MOVIE REVIEW

“Ride Along”

Grade: D

Starring Kevin Hart, Ice Cube, John Leguizamo, Tika Sumpter and Laurence Fishburne. Directed by Tim Story.

Rated PG-13 for sequences of violence, sexual content and brief strong language. Check listings for theaters. 1 hour, 40 minutes.

Bottom line: A dull buddy film with few laughs

A little Kevin Hart goes a long way in “Ride Along,” a dull buddy picture engineered as a vehicle for the mini-motor mouth Hart and the perma-sneering Ice Cube.

It’s mismatched cops on patrol in Atlanta in this “48 Hours” / “Bad Boys” / “Showtime” / “The Hard Way” action comedy where four screenwriters tried to find funny bug-eyed rants for the normally amusing Hart to deliver in between shootouts and chases. But as producers of assorted Jim Carrey, Will Ferrell and Eddie Murphy movies could have told them, just pointing the camera at a funny guy is never enough to save a lame, worn-out idea.

Cube, whose career seemed over after one too many “Are We There Yet?” sequels, is cranky cop James, whose pursuit of a mysterious villain named Omar is interrupted by his sister’s fiance. That would be Ben (Hart), a video game-addicted school security guard who longs to bring his wise-cracking / voice-cracking banter to the Atlanta P.D. James drags Ben on a ride-along just to convince the dude he isn’t cut out for police work and that he isn’t good enough for James’ supermodel sister Angela (Tika Sumpter, all legs and shorts and cleavage and hair products).

James figures sis should dating an Atlanta Falcon, an Atlanta Brave “or even somebody from the Hawks.” Instead, she’s hooked up with this sweet-talking shrimp who’s “about one chromosome away from being a midget.”

No, James isn’t politically correct.

He drags Ben along for a “Training Day” of botched interventions with bikers, silliness at the shooting range and a strip club shootout. Because there’s no such thing as a cop buddy movie without a trip to a strip club.

Even by the standards of this well-worn genre, “Ride Along” is a lazy movie, insulting the audience by letting us stay five steps ahead of the hack screenwriters.

At several points, Hart takes center stage, plants his feet and unloads on a student headed down the wrong path, on a biker moll who has more facial hair than he can manage, etc. Sometimes, he finds a laugh or two. Often, these ranting monologues run out of gas before they start. His girlish shrieks at the first sign of danger are funnier, but not by much. And you start to wonder if Ice Cube’s feigned irritation with him involved any acting at all.

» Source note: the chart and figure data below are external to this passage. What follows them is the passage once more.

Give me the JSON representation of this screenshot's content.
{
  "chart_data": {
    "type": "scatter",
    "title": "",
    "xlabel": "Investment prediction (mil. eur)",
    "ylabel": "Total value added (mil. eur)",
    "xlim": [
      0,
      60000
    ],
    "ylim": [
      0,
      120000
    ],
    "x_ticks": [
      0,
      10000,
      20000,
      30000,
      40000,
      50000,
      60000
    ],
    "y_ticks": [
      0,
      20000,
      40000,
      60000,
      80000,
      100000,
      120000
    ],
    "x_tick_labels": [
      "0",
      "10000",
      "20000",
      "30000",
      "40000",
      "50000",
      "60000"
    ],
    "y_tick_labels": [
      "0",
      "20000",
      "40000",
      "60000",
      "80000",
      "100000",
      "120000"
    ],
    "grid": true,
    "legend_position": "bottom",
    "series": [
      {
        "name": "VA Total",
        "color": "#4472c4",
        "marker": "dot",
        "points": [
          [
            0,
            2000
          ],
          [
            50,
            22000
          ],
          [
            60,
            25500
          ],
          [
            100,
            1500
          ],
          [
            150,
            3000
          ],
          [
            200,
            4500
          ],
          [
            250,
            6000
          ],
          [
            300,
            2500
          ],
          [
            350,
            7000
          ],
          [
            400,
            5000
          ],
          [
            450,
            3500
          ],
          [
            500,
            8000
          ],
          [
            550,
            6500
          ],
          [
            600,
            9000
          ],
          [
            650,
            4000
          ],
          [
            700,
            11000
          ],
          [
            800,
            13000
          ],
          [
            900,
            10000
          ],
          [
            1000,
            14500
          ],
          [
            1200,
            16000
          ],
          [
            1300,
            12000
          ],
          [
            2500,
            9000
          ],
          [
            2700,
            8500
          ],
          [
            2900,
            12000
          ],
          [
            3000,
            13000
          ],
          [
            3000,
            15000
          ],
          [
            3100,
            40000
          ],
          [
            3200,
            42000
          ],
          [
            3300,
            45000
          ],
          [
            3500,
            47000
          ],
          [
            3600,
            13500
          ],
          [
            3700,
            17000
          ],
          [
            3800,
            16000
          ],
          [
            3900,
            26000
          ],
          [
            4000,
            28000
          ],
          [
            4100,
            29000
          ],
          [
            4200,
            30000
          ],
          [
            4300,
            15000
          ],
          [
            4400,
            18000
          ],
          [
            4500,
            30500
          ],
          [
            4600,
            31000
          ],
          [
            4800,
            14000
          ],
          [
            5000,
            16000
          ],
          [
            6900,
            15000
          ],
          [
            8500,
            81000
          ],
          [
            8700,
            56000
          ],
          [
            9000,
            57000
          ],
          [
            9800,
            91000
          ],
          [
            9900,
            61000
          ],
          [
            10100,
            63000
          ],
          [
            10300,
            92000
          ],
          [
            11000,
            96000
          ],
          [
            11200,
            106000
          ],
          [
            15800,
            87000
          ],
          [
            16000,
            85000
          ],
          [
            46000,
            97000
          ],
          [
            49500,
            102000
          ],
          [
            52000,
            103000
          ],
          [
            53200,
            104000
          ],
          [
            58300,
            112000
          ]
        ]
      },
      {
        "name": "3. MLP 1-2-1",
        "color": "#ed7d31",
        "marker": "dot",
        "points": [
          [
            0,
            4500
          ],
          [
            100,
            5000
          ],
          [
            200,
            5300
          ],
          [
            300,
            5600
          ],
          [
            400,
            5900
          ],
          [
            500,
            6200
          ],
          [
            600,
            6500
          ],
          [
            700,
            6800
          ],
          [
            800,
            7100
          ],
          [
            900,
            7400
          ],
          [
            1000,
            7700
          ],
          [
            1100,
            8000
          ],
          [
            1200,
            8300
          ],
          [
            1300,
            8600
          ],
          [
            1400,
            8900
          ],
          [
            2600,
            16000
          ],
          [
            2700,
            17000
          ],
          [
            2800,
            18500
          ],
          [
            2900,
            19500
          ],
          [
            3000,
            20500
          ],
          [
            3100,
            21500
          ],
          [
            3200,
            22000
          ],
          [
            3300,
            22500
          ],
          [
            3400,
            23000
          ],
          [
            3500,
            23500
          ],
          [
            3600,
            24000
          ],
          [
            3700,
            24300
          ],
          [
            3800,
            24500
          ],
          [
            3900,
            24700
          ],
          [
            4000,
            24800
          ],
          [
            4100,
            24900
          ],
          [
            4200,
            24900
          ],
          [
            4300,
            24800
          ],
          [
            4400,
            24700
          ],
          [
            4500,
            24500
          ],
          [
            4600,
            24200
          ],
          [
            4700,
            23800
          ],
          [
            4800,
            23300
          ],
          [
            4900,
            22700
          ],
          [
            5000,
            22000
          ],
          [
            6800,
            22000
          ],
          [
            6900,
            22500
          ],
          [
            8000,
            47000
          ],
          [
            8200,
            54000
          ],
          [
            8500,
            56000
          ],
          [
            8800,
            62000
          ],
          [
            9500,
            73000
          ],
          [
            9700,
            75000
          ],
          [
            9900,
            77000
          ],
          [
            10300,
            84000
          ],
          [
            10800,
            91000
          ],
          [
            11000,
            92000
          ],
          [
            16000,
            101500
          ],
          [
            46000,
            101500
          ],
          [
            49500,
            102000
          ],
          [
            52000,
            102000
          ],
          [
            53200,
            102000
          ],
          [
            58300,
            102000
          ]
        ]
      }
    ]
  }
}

Hart has been funny in concert films and in supporting parts — a few killer scenes where he comes in, lands laughs, and splits — in everything from TV’s “Freaks and Geeks” to “Think Like a Man” and last summer’s “This is the End.” But as this film and his boring bit part in “Grudge Match” proved, a little of the little man is pretty much all we can stand unless he finds somebody who can write for him.